Vous savez, monsieur, combien votre ancien citoyen Rousseau se trompa quand il crut que j’avais sollicité le conseil d’État contre lui. On ne se tromperait pas moins, si l’on pensait que je veux animer les citoyens contre le conseil.

J’ai eu l’honneur de recevoir chez moi quelques magistrats et quelques principaux citoyens qu’on dit du parti opposé. Je leur ai toujours tenu à tous le même langage ; je leur ai parlé comme j’ai écrit à Paris. Je leur ai dit que je regardais Genève comme une grande famille dont les magistrats sont les pères, et qu’après quelques dissensions cette famille doit se réunir.

Je n’ai point caché aux principaux citoyens que, s’ils étaient regardés en France comme les organes et les partisans d’un homme dont le ministère n’a pas une opinion avantageuse, ils indisposeraient certainement nos illustres médiateurs, et ils pourraient rendre leur cause odieuse. Je puis vous protester qu’ils m’ont tous assuré qu’ils avaient pris leur parti sans lui, et qu’il était plutôt de leur avis qu’ils ne s’étaient rangés du sien. Je vous dirai plus, ils n’ont vu les Lettres de la montagne qu’après qu’elles ont été imprimées : cela peut vous surprendre, mais cela est vrai.

J’ai dit les mêmes choses à M. Lullin, secrétaire d’État, quand il m’a fait l’honneur de venir à ma campagne. Je vois avec douleur les jalousies, les divisions, les inquiétudes s’accroître ; non que je craigne que ces petites émotions aillent jusqu’au trouble et au tumulte ; mais il est triste de voir une ville remplie d’hommes vertueux et instruits, et qui a tout ce qu’il faut pour être heureuse, ne pas jouir de sa prospérité.

Je suis bien loin de croire que je puisse être utile ; mais j’entrevois (en me trompant peut-être) qu’il n’est pas impossible de rapprocher les esprits. Il est venu chez moi des citoyens qui m’ont paru joindre de la modération et des lumières. Je ne vois pas que, dans les circonstances présentes, il fût mal à propos que deux de vos magistrats des plus conciliants me fissent l’honneur de venir dîner à Ferney, et qu’ils trouvassent bon que deux des plus sages citoyens s’y rencontrassent. On pourrait, sous votre bon plaisir, inviter un avocat en qui les deux partis auraient confiance.

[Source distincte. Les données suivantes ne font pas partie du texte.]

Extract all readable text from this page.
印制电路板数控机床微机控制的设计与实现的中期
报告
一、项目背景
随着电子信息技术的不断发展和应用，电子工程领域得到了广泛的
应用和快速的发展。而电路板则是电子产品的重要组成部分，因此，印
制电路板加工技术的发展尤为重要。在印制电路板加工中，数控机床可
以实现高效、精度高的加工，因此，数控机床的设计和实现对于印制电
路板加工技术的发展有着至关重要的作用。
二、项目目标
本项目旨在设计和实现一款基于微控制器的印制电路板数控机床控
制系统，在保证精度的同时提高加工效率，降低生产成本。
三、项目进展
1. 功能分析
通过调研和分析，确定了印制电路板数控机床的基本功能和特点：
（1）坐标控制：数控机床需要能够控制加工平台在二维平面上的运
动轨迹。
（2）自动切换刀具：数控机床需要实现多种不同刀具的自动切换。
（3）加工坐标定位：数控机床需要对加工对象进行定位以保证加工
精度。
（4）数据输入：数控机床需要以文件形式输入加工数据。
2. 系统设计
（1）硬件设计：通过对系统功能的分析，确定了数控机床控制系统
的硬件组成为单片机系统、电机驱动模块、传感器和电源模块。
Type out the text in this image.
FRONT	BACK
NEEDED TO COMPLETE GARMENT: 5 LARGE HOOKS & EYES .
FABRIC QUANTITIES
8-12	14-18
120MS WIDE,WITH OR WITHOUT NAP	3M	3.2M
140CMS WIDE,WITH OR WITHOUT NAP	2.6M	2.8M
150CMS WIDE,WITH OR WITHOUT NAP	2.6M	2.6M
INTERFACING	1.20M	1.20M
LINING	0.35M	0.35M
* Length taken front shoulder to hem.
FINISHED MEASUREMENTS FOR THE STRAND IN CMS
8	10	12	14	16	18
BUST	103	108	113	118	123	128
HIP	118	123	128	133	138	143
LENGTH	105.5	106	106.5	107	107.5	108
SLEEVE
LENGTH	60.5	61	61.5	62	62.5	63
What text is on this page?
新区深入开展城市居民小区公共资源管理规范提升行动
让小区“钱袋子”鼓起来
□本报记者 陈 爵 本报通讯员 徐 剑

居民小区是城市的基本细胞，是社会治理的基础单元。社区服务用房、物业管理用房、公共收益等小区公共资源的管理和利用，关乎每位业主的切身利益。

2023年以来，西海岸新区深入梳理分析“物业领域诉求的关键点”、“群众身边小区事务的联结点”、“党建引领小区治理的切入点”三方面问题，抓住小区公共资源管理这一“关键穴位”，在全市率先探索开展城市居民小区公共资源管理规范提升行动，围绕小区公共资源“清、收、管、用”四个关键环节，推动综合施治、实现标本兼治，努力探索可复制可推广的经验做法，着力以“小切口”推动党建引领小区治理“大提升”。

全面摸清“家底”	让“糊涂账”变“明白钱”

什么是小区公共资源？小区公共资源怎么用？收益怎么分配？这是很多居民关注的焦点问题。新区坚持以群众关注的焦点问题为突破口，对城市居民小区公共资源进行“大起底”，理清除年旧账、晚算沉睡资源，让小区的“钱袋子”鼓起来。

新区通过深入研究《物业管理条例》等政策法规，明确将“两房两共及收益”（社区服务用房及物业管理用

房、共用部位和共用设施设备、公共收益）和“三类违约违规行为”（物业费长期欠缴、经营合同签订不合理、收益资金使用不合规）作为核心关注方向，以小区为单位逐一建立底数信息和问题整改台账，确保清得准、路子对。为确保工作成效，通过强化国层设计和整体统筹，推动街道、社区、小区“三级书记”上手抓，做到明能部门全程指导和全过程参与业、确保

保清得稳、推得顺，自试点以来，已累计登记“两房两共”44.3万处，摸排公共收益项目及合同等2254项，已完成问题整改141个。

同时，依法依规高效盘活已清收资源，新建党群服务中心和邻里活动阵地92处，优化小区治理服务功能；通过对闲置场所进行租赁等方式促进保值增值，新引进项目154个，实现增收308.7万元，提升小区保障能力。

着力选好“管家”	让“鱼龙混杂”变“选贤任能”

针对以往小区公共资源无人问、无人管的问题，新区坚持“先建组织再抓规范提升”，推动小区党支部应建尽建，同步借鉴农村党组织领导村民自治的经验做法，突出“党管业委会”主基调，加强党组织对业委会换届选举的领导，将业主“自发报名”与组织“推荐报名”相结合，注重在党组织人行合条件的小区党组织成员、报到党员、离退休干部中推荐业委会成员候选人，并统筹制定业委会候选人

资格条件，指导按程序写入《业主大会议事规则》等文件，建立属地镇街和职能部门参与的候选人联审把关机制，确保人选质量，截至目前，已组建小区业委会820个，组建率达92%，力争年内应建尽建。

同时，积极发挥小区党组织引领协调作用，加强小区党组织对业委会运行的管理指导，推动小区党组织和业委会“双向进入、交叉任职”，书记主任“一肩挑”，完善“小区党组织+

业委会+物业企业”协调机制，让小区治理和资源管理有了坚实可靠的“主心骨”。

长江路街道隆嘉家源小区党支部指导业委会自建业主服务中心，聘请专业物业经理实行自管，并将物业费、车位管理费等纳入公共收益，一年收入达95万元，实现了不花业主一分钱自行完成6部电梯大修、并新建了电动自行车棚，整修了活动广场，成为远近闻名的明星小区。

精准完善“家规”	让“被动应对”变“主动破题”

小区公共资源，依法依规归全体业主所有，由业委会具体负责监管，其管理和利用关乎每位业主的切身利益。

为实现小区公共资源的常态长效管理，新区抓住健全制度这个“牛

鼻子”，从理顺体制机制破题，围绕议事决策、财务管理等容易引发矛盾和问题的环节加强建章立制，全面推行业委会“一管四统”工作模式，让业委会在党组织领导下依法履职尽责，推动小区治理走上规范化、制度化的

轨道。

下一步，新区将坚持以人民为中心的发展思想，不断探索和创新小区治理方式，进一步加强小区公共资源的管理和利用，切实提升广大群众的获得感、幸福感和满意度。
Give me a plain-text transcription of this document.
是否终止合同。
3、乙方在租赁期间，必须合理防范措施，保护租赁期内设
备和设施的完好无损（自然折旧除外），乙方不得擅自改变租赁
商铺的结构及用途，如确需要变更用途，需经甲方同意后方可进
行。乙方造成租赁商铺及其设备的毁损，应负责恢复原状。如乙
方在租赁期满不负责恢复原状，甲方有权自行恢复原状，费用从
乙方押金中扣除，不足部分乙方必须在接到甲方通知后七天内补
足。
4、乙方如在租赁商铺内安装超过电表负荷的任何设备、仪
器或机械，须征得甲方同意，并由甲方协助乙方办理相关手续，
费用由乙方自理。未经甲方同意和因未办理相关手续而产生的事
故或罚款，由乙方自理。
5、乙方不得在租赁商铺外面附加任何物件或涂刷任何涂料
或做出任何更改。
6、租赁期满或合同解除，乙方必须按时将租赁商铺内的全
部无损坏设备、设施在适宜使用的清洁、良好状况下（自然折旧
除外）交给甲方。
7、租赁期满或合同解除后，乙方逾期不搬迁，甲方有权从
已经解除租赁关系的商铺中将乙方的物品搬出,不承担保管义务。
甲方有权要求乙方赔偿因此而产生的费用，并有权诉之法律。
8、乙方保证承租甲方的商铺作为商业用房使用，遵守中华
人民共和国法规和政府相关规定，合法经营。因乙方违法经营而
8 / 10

Quand cette entrevue ne servirait qu’à adoucir les aigreurs, et à faire souhaiter une conciliation nécessaire, ce serait beaucoup, et il n’en pourrait résulter que du bien. Il ne m’appartient pas d’être conciliateur ; je me borne seulement à prendre la liberté d’offrir un repas où l’on pourrait s’entendre. Ce dîner n’aurait point l’air prémédité, personne ne serait compromis, et j’aurais l’avantage de vous prouver mes tendres et respectueux sentiments pour vous, monsieur, pour toute votre famille, et pour les magistrats qui m’honorent de leurs bontés.

  1. Voyez le titre dans une note de la page 109.
  2. L’ouvrage de G. Keate avait paru en 1761. La traduction française est intitulée Abrégé de l’histoire de Genève et de son gouvernement ancien et moderne, traduit de l’anglais par A. Lorowich, avec quelques notes du traducteur ; Londres (Genève), 1774, in-8o.